Era hora do almoço, o refeitório cheio como de costume, Betina estava em pé enquanto Moira a apoiava de longe, fazendo joinhas e sorrindo, Hale estava com Peter conversando perto da lixeira, parecia que o amigo havia conseguido engolir queijo pelo nariz.

- Olá, oi. - disse rápido.
- Olá, amiga. - Peter brincou, mostrando as cozinhas nas bochechas, a garota suspirou.
- O que você quer? - Hale respondeu.
- Falar com você.
- Ok, vazei. - Peter saiu, já que fora ignorado.
- Você quer falar comigo? Você, Betina?
- Olha, não dificulta isso, ok? A gente pode conversar ou não?
- Aqui? - ele olhou em volta e todos falavam alto e passavam por eles.

Como Betina demorou pra responder, ele fez o que sabia fazer melhor, ser mandão, a pegou pela mão e saiu pela porta dos fundos do refeitório, a guiando até um corredor com canteiro de flores entre um prédio e outro.

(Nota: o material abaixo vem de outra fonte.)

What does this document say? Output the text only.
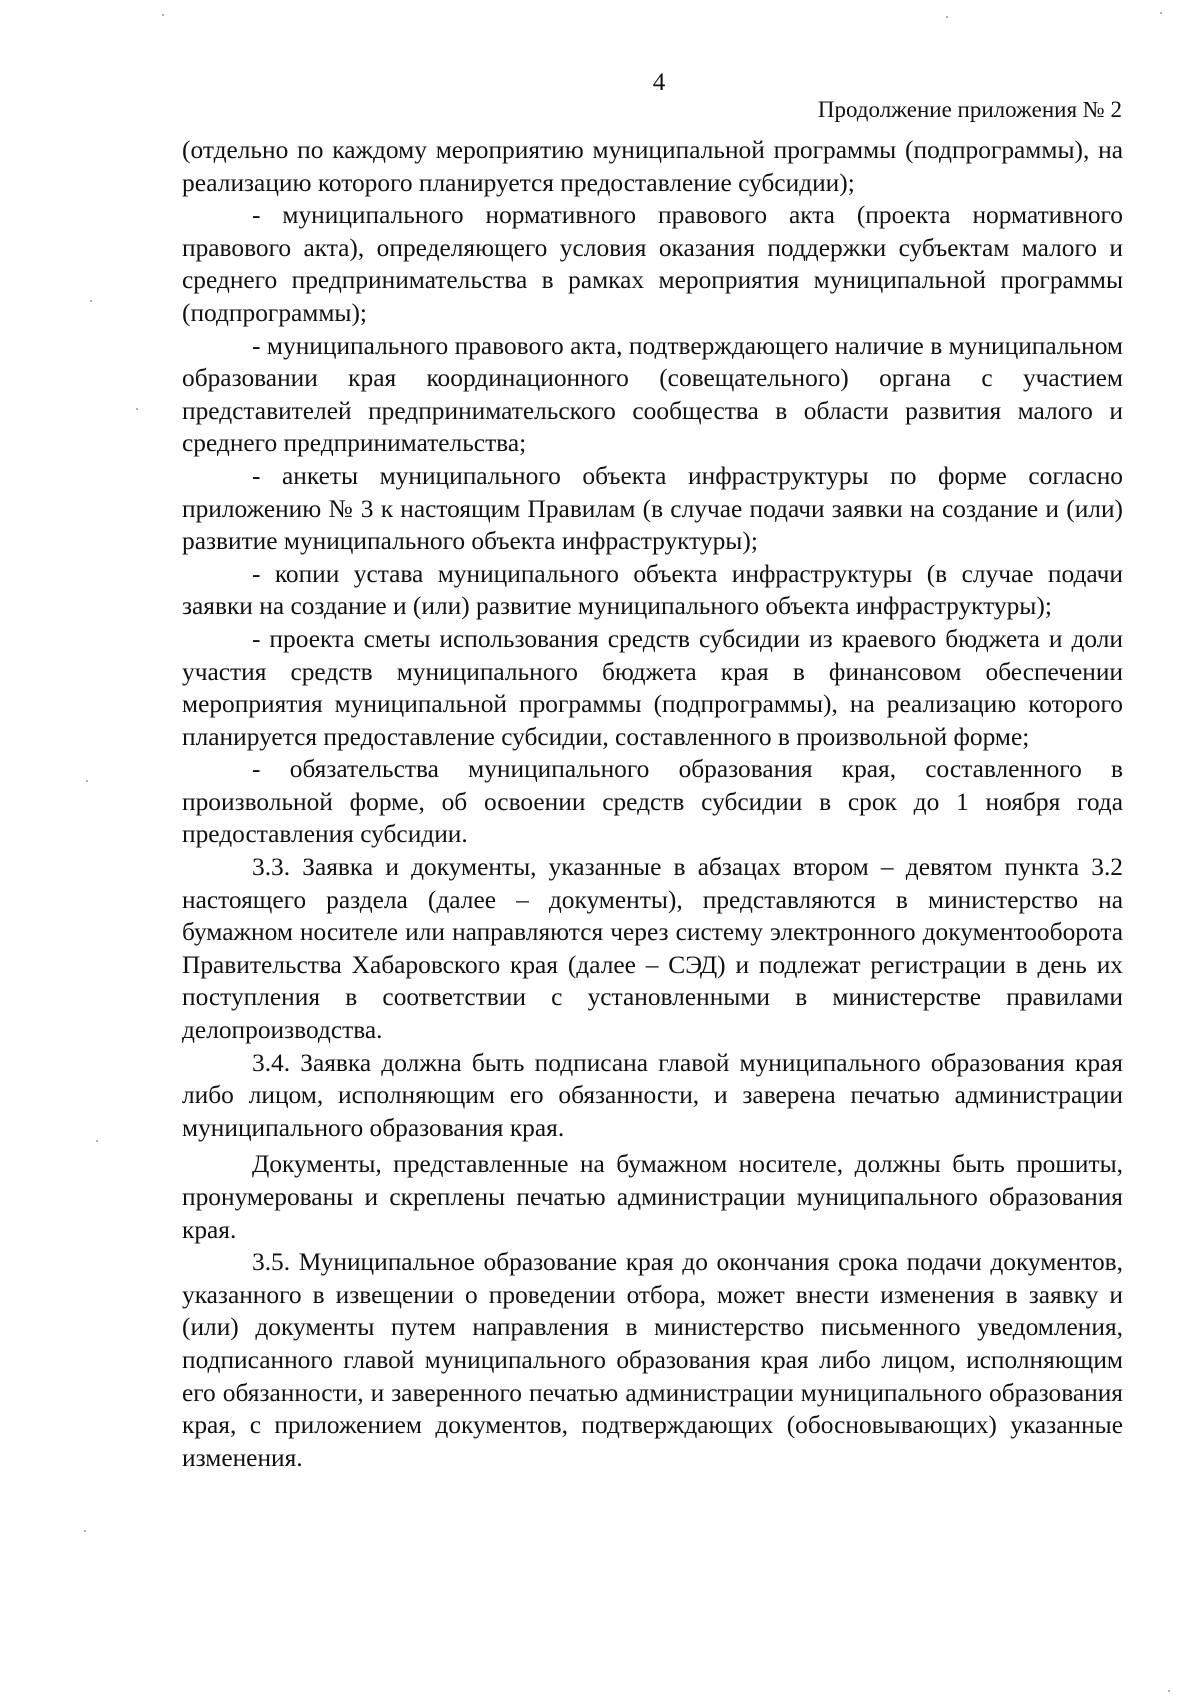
4
Продолжение приложения № 2

(отдельно по каждому мероприятию муниципальной программы (подпрограммы), на реализацию которого планируется предоставление субсидии);

- муниципального нормативного правового акта (проекта нормативного правового акта), определяющего условия оказания поддержки субъектам малого и среднего предпринимательства в рамках мероприятия муниципальной программы (подпрограммы);

- муниципального правового акта, подтверждающего наличие в муниципальном образовании края координационного (совещательного) органа с участием представителей предпринимательского сообщества в области развития малого и среднего предпринимательства;

- анкеты муниципального объекта инфраструктуры по форме согласно приложению № 3 к настоящим Правилам (в случае подачи заявки на создание и (или) развитие муниципального объекта инфраструктуры);

- копии устава муниципального объекта инфраструктуры (в случае подачи заявки на создание и (или) развитие муниципального объекта инфраструктуры);

- проекта сметы использования средств субсидии из краевого бюджета и доли участия средств муниципального бюджета края в финансовом обеспечении мероприятия муниципальной программы (подпрограммы), на реализацию которого планируется предоставление субсидии, составленного в произвольной форме;

- обязательства муниципального образования края, составленного в произвольной форме, об освоении средств субсидии в срок до 1 ноября года предоставления субсидии.

3.3. Заявка и документы, указанные в абзацах втором – девятом пункта 3.2 настоящего раздела (далее – документы), представляются в министерство на бумажном носителе или направляются через систему электронного документооборота Правительства Хабаровского края (далее – СЭД) и подлежат регистрации в день их поступления в соответствии с установленными в министерстве правилами делопроизводства.

3.4. Заявка должна быть подписана главой муниципального образования края либо лицом, исполняющим его обязанности, и заверена печатью администрации муниципального образования края.

Документы, представленные на бумажном носителе, должны быть прошиты, пронумерованы и скреплены печатью администрации муниципального образования края.

3.5. Муниципальное образование края до окончания срока подачи документов, указанного в извещении о проведении отбора, может внести изменения в заявку и (или) документы путем направления в министерство письменного уведомления, подписанного главой муниципального образования края либо лицом, исполняющим его обязанности, и заверенного печатью администрации муниципального образования края, с приложением документов, подтверждающих (обосновывающих) указанные изменения.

- Pode falar. - ele a olhava intensamente, buscava respostas mais em seus gestos do que no que falaria.
- Ok, eu vou ser sincera. Eu achava que essa conversa tinha que ser mais calma e não aqui no corredor, o sinal da aula de biologia pode tocar a qualquer momento.
- Bom, temos 33 minutos. - Hale disse olhando no celular.
- Hale, eu te odiei por muito tempo. Agora eu to só com nojo do que você fez, eu lembro e me sinto furiosa, me dá uma falta de ar ruim... Eu não gosto de sentir isso mas eu sinto, você me fez sentir isso por você, entende?
- Entendo. - ele cruzou os braços, a ouvia calmamente.
- Eu não fui feita pra sentir isso. Coisas ruins. Você conhece a minha mãe, ela é a pessoa mais luminosa  que eu conheço, a vovó nem tanto, ela tem sua porcentagem obscura.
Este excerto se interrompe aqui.